2020.04.20 08:00

【温室ガス削減】危機踏まえた積極政策を

 地球温暖化が進んでいる。日本の平均気温はこの冬(昨年12月~今年2月)、平年値を1・66度上回り、1897年の統計開始以降で最も暖かい冬だった。気候の危機を肌で感じ、恐れを抱く人も増えている。
 そうした中、地球温暖化に対処する「パリ協定」に基づき、国連が提出を求めていた温室効果ガスの2030年度の排出削減目標について、政府は現行の「13年度比26%減」に据え置くことを決めた。
 国連への提出は5年前以来、2回目になる。各国に削減目標の上積みが求められていたが、世界第5位の「排出量大国」である日本がこれに応じず、対策強化への期待を袖にした形になった。
 小泉進次郎環境相はこの削減目標について、「積極的なメッセージとして国内外に発信したい。さまざまな制約がある中で、最善の中身となった」と述べた。
 強弁にしか思えない。日本は地球温暖化対策に「後ろ向き」というメッセージとして、国内外で受け取られていることは明らかだ。
 パリ協定では、産業革命前からの気温上昇を2度未満、できれば1・5度に抑えることを目指す。
 しかし日本などが掲げている削減目標のレベルでは、今世紀末までに3度上昇すると予測されている。
 各国が削減目標の上積みを繰り返し、それに見合った対策を強化していかなければ、人類にとって非常に厳しい地球環境が待ち受けているだろう。
 温室効果ガスの排出量トップ5は、1位から順に中国、米国、インド、ロシア、日本だ。排出量が多い国ほど、地球温暖化に対する責務が重いことは言うまでもない。
 日本の排出量は18年度、二酸化炭素(CO2)換算で前年度比3・9%減の12億4千万トンで、1990年度以降で最も少なかった。原発9基が稼働し原子力による発電量が倍増したこと、暖冬によりエネルギー需要が抑えられたことなどが要因だ。

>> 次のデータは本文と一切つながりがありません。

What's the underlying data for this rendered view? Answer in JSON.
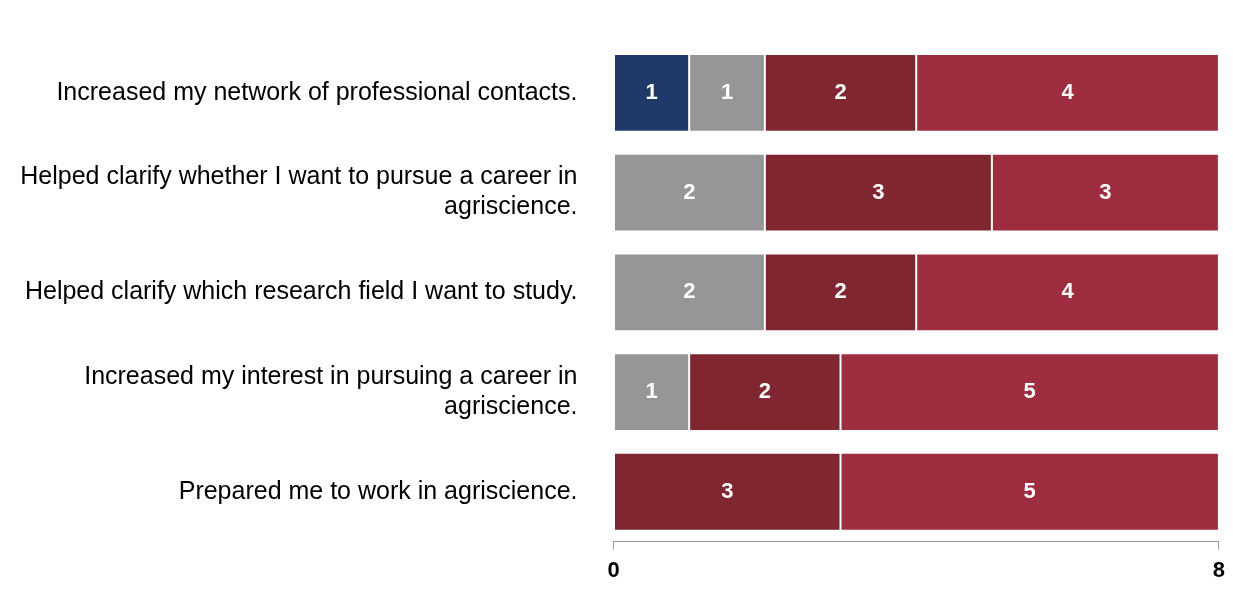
{
  "chart_data": {
    "type": "bar",
    "orientation": "horizontal",
    "stacked": true,
    "data_labels": true,
    "legend": false,
    "grid": false,
    "categories": [
      "Increased my network of professional contacts.",
      "Helped clarify whether I want to pursue a career in agriscience.",
      "Helped clarify which research field I want to study.",
      "Increased my interest in pursuing a career in agriscience.",
      "Prepared me to work in agriscience."
    ],
    "series": [
      {
        "color": "#1f3a68",
        "values": [
          1,
          null,
          null,
          null,
          null
        ]
      },
      {
        "color": "#969696",
        "values": [
          1,
          2,
          2,
          1,
          null
        ]
      },
      {
        "color": "#7f2631",
        "values": [
          2,
          3,
          2,
          2,
          3
        ]
      },
      {
        "color": "#9e2d3f",
        "values": [
          4,
          3,
          4,
          5,
          5
        ]
      }
    ],
    "xlim": [
      0,
      8
    ],
    "xticks": [
      0,
      8
    ]
  }
}
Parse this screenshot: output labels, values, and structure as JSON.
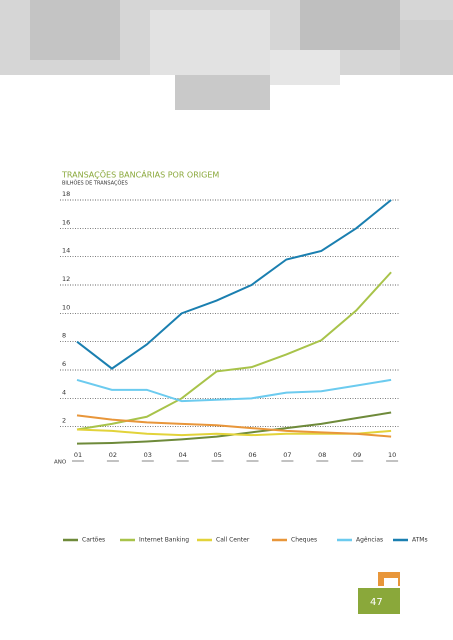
{
  "chart_data": {
    "type": "line",
    "title": "TRANSAÇÕES BANCÁRIAS POR ORIGEM",
    "subtitle": "BILHÕES DE TRANSAÇÕES",
    "x_label": "ANO",
    "categories": [
      "01",
      "02",
      "03",
      "04",
      "05",
      "06",
      "07",
      "08",
      "09",
      "10"
    ],
    "series": [
      {
        "name": "Cartões",
        "color": "#6e8a3a",
        "values": [
          0.8,
          0.85,
          0.95,
          1.1,
          1.3,
          1.6,
          1.9,
          2.2,
          2.6,
          3.0
        ]
      },
      {
        "name": "Internet Banking",
        "color": "#a8c34a",
        "values": [
          1.8,
          2.2,
          2.7,
          4.0,
          5.9,
          6.2,
          7.1,
          8.1,
          10.2,
          12.9
        ]
      },
      {
        "name": "Call Center",
        "color": "#e2d33a",
        "values": [
          1.8,
          1.7,
          1.5,
          1.4,
          1.5,
          1.4,
          1.5,
          1.5,
          1.5,
          1.7
        ]
      },
      {
        "name": "Cheques",
        "color": "#e8963a",
        "values": [
          2.8,
          2.5,
          2.3,
          2.2,
          2.1,
          1.9,
          1.7,
          1.6,
          1.5,
          1.3
        ]
      },
      {
        "name": "Agências",
        "color": "#6ccbef",
        "values": [
          5.3,
          4.6,
          4.6,
          3.8,
          3.9,
          4.0,
          4.4,
          4.5,
          4.9,
          5.3
        ]
      },
      {
        "name": "ATMs",
        "color": "#1a7fb0",
        "values": [
          8.0,
          6.1,
          7.8,
          10.0,
          10.9,
          12.0,
          13.8,
          14.4,
          16.0,
          18.0
        ]
      }
    ],
    "ylim": [
      0,
      18
    ],
    "yticks": [
      2,
      4,
      6,
      8,
      10,
      12,
      14,
      16,
      18
    ],
    "grid": true
  },
  "page_number": "47"
}
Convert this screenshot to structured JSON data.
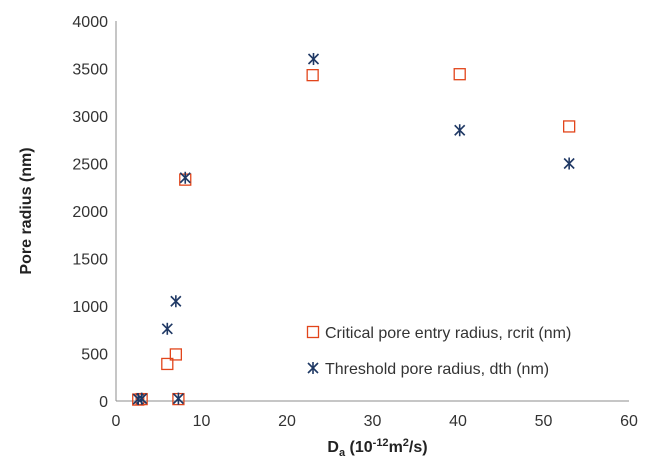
{
  "chart_data": {
    "type": "scatter",
    "title": "",
    "xlabel": {
      "main": "D",
      "sub": "a",
      "units_pre": " (10",
      "sup1": "-12",
      "units_mid": "m",
      "sup2": "2",
      "units_post": "/s)"
    },
    "ylabel": "Pore radius (nm)",
    "xlim": [
      0,
      60
    ],
    "ylim": [
      0,
      4000
    ],
    "x_ticks": [
      0,
      10,
      20,
      30,
      40,
      50,
      60
    ],
    "y_ticks": [
      0,
      500,
      1000,
      1500,
      2000,
      2500,
      3000,
      3500,
      4000
    ],
    "grid": false,
    "legend_position": "bottom-right",
    "series": [
      {
        "name": "Critical pore entry radius, rcrit (nm)",
        "marker": "square-open",
        "color": "#e2451b",
        "points": [
          {
            "x": 2.6,
            "y": 15
          },
          {
            "x": 3.0,
            "y": 20
          },
          {
            "x": 6.0,
            "y": 390
          },
          {
            "x": 7.0,
            "y": 490
          },
          {
            "x": 7.3,
            "y": 20
          },
          {
            "x": 8.1,
            "y": 2330
          },
          {
            "x": 23.0,
            "y": 3430
          },
          {
            "x": 40.2,
            "y": 3440
          },
          {
            "x": 53.0,
            "y": 2890
          }
        ]
      },
      {
        "name": "Threshold pore radius, dth (nm)",
        "marker": "asterisk",
        "color": "#1f3864",
        "points": [
          {
            "x": 2.6,
            "y": 20
          },
          {
            "x": 3.0,
            "y": 25
          },
          {
            "x": 6.0,
            "y": 760
          },
          {
            "x": 7.0,
            "y": 1050
          },
          {
            "x": 7.3,
            "y": 25
          },
          {
            "x": 8.1,
            "y": 2350
          },
          {
            "x": 23.1,
            "y": 3600
          },
          {
            "x": 40.2,
            "y": 2850
          },
          {
            "x": 53.0,
            "y": 2500
          }
        ]
      }
    ]
  }
}
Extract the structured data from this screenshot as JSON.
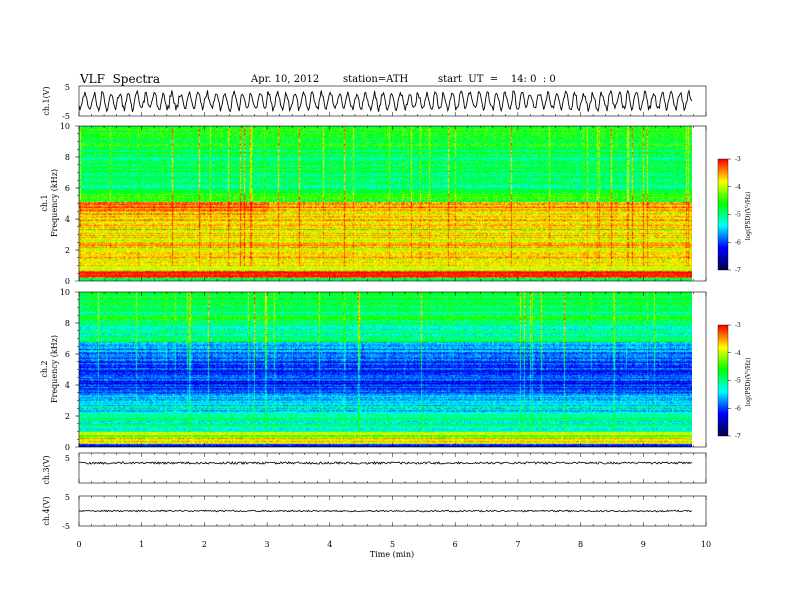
{
  "header": {
    "title": "VLF  Spectra",
    "date": "Apr. 10, 2012",
    "station": "station=ATH",
    "start": "start  UT  =    14: 0  : 0"
  },
  "chart_data": [
    {
      "type": "line",
      "id": "ch1",
      "ylabel": "ch.1(V)",
      "ylim": [
        -5,
        5
      ],
      "yticks": [
        "5",
        "-5"
      ],
      "xlim": [
        0,
        10
      ]
    },
    {
      "type": "heatmap",
      "id": "ch1-spectrogram",
      "ylabel_line1": "ch.1",
      "ylabel_line2": "Frequency  (kHz)",
      "ylim": [
        0,
        10
      ],
      "yticks": [
        "0",
        "2",
        "4",
        "6",
        "8",
        "10"
      ],
      "xlim": [
        0,
        9.8
      ],
      "colorbar": {
        "label": "log(PSD)(V²/Hz)",
        "range": [
          -7,
          -3
        ],
        "ticks": [
          "-3",
          "-4",
          "-5",
          "-6",
          "-7"
        ]
      }
    },
    {
      "type": "heatmap",
      "id": "ch2-spectrogram",
      "ylabel_line1": "ch.2",
      "ylabel_line2": "Frequency  (kHz)",
      "ylim": [
        0,
        10
      ],
      "yticks": [
        "0",
        "2",
        "4",
        "6",
        "8",
        "10"
      ],
      "xlim": [
        0,
        9.8
      ],
      "colorbar": {
        "label": "log(PSD)(V²/Hz)",
        "range": [
          -7,
          -3
        ],
        "ticks": [
          "-3",
          "-4",
          "-5",
          "-6",
          "-7"
        ]
      }
    },
    {
      "type": "line",
      "id": "ch3",
      "ylabel": "ch.3(V)",
      "ylim": [
        -5,
        5
      ],
      "yticks": [
        "5"
      ],
      "xlim": [
        0,
        10
      ]
    },
    {
      "type": "line",
      "id": "ch4",
      "ylabel": "ch.4(V)",
      "ylim": [
        -5,
        5
      ],
      "yticks": [
        "5",
        "-5"
      ],
      "xlim": [
        0,
        10
      ],
      "xlabel": "Time  (min)",
      "xticks": [
        "0",
        "1",
        "2",
        "3",
        "4",
        "5",
        "6",
        "7",
        "8",
        "9",
        "10"
      ]
    }
  ]
}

 排出量は5年連続で減少した。とはいえ、削減目標の2013年度比26%減と比べてみると、18年度は13年度比12%減であり、大きな開きがある。この差を埋める対策には、問題を先送りする発想や、積極性のない政策では追いつかない。
 日本は、CO2を大量に出す石炭火力発電所を国内で新設し、海外の建設支援も続けている。強く批判されてきたが、今回も小泉環境相は「脱石炭」を表明しなかった。
 この先の地球温暖化対策を考えれば、私たち国民も化石燃料に依存した生活を変える必要がある。
 しかし政府が今のように後ろ向きの姿勢を見せたままでは、国民が行動を変える可能性は低いだろう。
 政府は、次に国連へ削減目標を提出する5年後を待たず、見直しを検討する方針を示している。国のエネルギー基本計画の次期改定も21年に迫る。
 「脱石炭」を手始めとする大胆な政策転換に踏み出さねばならない。